Two markets in particular have been affected: the North American heavy truck market and the international power generation markets.
Clarcor (CLC) is a company that competes with Cummins in the heavy duty, original equipment manufacturer filtration sector. It also has reported declining revenue for the third quarter because of lower-than-expected revenue. Clarcor's President and CEO Chris Conway explains why:
Our third-quarter financial results were below our internal expectations heading into the quarter primarily due to lower than expected sales of heavy-duty engine filtration products in the domestic aftermarket and China.

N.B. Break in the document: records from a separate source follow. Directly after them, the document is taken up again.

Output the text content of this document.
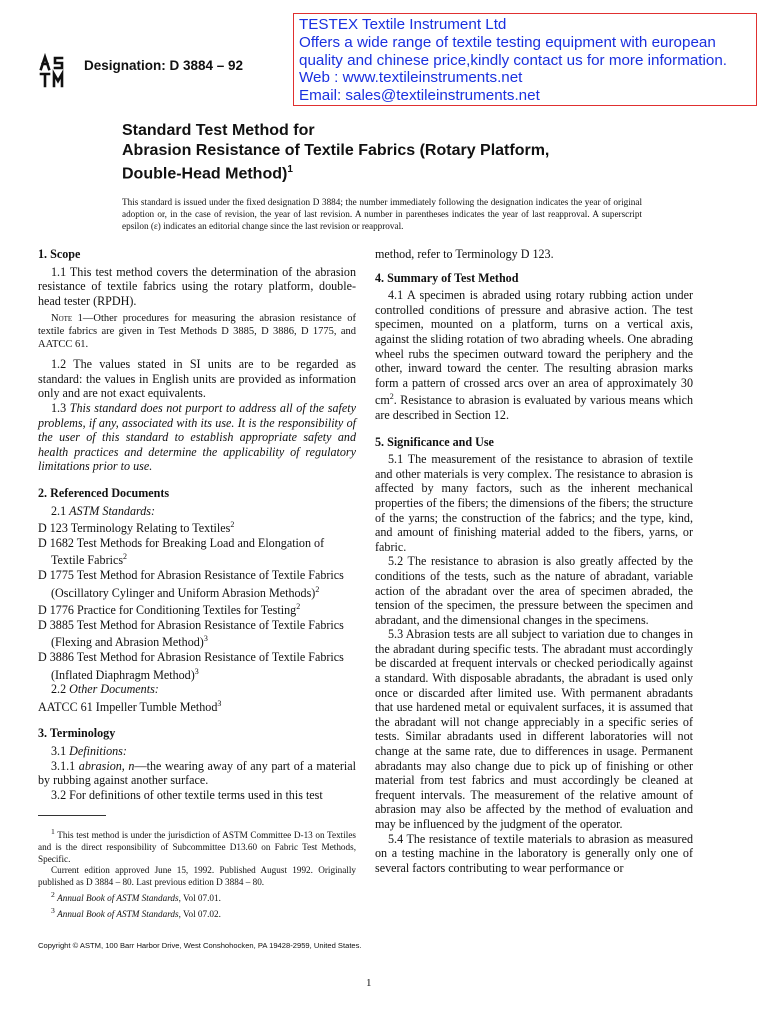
TESTEX Textile Instrument Ltd
Offers a wide range of textile testing equipment with european
quality and chinese price,kindly contact us for more information.
Web : www.textileinstruments.net
Email: sales@textileinstruments.net
Designation: D 3884 – 92
Standard Test Method for
Abrasion Resistance of Textile Fabrics (Rotary Platform,
Double-Head Method)$^1$
This standard is issued under the fixed designation D 3884; the number immediately following the designation indicates the year of original adoption or, in the case of revision, the year of last revision. A number in parentheses indicates the year of last reapproval. A superscript epsilon (ε) indicates an editorial change since the last revision or reapproval.
1. Scope

1.1 This test method covers the determination of the abrasion resistance of textile fabrics using the rotary platform, double-head tester (RPDH).

Note 1—Other procedures for measuring the abrasion resistance of textile fabrics are given in Test Methods D 3885, D 3886, D 1775, and AATCC 61.

1.2 The values stated in SI units are to be regarded as standard: the values in English units are provided as information only and are not exact equivalents.

1.3 This standard does not purport to address all of the safety problems, if any, associated with its use. It is the responsibility of the user of this standard to establish appropriate safety and health practices and determine the applicability of regulatory limitations prior to use.

2. Referenced Documents

2.1 ASTM Standards:

D 123 Terminology Relating to Textiles$^2$

D 1682 Test Methods for Breaking Load and Elongation of Textile Fabrics$^2$

D 1775 Test Method for Abrasion Resistance of Textile Fabrics (Oscillatory Cylinger and Uniform Abrasion Methods)$^2$

D 1776 Practice for Conditioning Textiles for Testing$^2$

D 3885 Test Method for Abrasion Resistance of Textile Fabrics (Flexing and Abrasion Method)$^3$

D 3886 Test Method for Abrasion Resistance of Textile Fabrics (Inflated Diaphragm Method)$^3$

2.2 Other Documents:

AATCC 61 Impeller Tumble Method$^3$

3. Terminology

3.1 Definitions:

3.1.1 abrasion, n—the wearing away of any part of a material by rubbing against another surface.

3.2 For definitions of other textile terms used in this test

$^1$ This test method is under the jurisdiction of ASTM Committee D-13 on Textiles and is the direct responsibility of Subcommittee D13.60 on Fabric Test Methods, Specific.

Current edition approved June 15, 1992. Published August 1992. Originally published as D 3884 – 80. Last previous edition D 3884 – 80.

$^2$ Annual Book of ASTM Standards, Vol 07.01.

$^3$ Annual Book of ASTM Standards, Vol 07.02.

method, refer to Terminology D 123.

4. Summary of Test Method

4.1 A specimen is abraded using rotary rubbing action under controlled conditions of pressure and abrasive action. The test specimen, mounted on a platform, turns on a vertical axis, against the sliding rotation of two abrading wheels. One abrading wheel rubs the specimen outward toward the periphery and the other, inward toward the center. The resulting abrasion marks form a pattern of crossed arcs over an area of approximately 30 $cm^2$. Resistance to abrasion is evaluated by various means which are described in Section 12.

5. Significance and Use

5.1 The measurement of the resistance to abrasion of textile and other materials is very complex. The resistance to abrasion is affected by many factors, such as the inherent mechanical properties of the fibers; the dimensions of the fibers; the structure of the yarns; the construction of the fabrics; and the type, kind, and amount of finishing material added to the fibers, yarns, or fabric.

5.2 The resistance to abrasion is also greatly affected by the conditions of the tests, such as the nature of abradant, variable action of the abradant over the area of specimen abraded, the tension of the specimen, the pressure between the specimen and abradant, and the dimensional changes in the specimens.

5.3 Abrasion tests are all subject to variation due to changes in the abradant during specific tests. The abradant must accordingly be discarded at frequent intervals or checked periodically against a standard. With disposable abradants, the abradant is used only once or discarded after limited use. With permanent abradants that use hardened metal or equivalent surfaces, it is assumed that the abradant will not change appreciably in a specific series of tests. Similar abradants used in different laboratories will not change at the same rate, due to differences in usage. Permanent abradants may also change due to pick up of finishing or other material from test fabrics and must accordingly be cleaned at frequent intervals. The measurement of the relative amount of abrasion may also be affected by the method of evaluation and may be influenced by the judgment of the operator.

5.4 The resistance of textile materials to abrasion as measured on a testing machine in the laboratory is generally only one of several factors contributing to wear performance or

Copyright © ASTM, 100 Barr Harbor Drive, West Conshohocken, PA 19428-2959, United States.
1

And just like Cummins, Clarcor also lowered its full-year earnings guidance. For this reason, Cummins is still in a contraction phase, and 1,500 jobs are going to be cut by year-end. There may also be work-week reductions and some plant shutdowns if the need arises. Since the company is still retracting, I would expect the present trend to continue.
Click to enlarge image.
After an attempt at a rebound during mid-summer, it appears as if Cummins is continuing its downtrend. There was a point when a positive divergence identified an uptrend, but that trend was short-lived. This present downtrend is supported by the RSI and the MACD. Both are bearish following the trend and give no indication of any movement otherwise.
The Options Trade
The stock is presently trading at $87.79. Since the outlook is not favorable for the stock, and it is presently trading in a bearish trend, I will look at a short-term income strategy trading with the trend.
- Buy the January 2013 put with a strike of "87.50" (priced at $6.00)
- Sell the January 2013 put with a strike of "85.00" (priced at $4.70)
- Net Debit to Start: $1.30
- Maximum Profit: $1.20
- Maximum Risk: net debit
- Maximum Length of Trade: four months
Reasoning Behind the Trade
- World economy contraction will not favor the stock.
- This second downsizing of forecast income does not say bullish run.
Disclosure: I have no positions in any stocks mentioned, and no plans to initiate any positions within the next 72 hours.